A spokesperson for TikTok confirmed these findings. We asked whether it was possible, under any privacy setting, for one TikTok user to obtain the email address, phone number, age, or location of another TikTok user simply because the second TikTok user provided that information to the app when setting up an account. The spokesperson wrote in response that “No privacy setting would enable or facilitate this.”

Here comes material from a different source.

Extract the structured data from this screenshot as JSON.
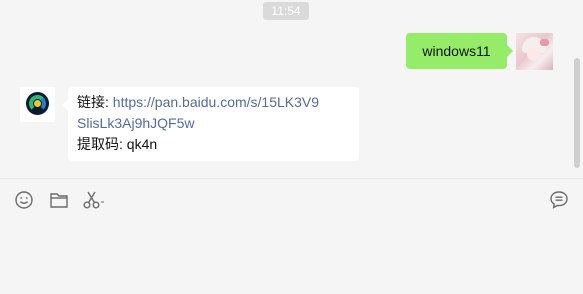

We asked whether linking one TikTok account to an Instagram or YouTube account could conceivably mean that the personal information pertaining to the Instagram or YouTube account would then become available to someone viewing the user’s TikTok account. In reply, the company’s spokesperson wrote: “No, this scenario would not be possible. When you move from TikTok to another app, like Instagram or YouTube, you follow the settings of that app, including the user’s account privacy settings.”
Of course, someone could obtain the phone number, age, email address, or location of a TikTok user if that TikTok user posted the information in their bio, in a comment, in a video, or in a private message. A user might even inadvertently share their personal information by, for example, having an envelope or piece of paper containing their phone number or address visible in the background of a video. However, in such a scenario the sharing of the personal information would be due to the actions of the TikTok user, not the app’s settings.
We contacted the woman who originally posted the warning to Facebook on 11 February. She confirmed that her daughter had been texted by an unrecognized number and that this action formed the basis of her Facebook post. When we inquired how she was able to determine that this text contact had been the result of details shared via TikTok, the woman answered it was “because that is the only ‘social media’ app she has.” The woman added that she was “100% positive that [her daughter] did not give out her number.”
We cannot determine what happened in the case of the woman’s daughter, but it is possible that the person who texted her acquired her phone number, first name, and location from a third party or mutual acquaintance. But as far as we could determine, it is not possible that the person who texted the girl obtained her personal contact details simply by viewing her TikTok profile unless the girl had herself made those details publicly available.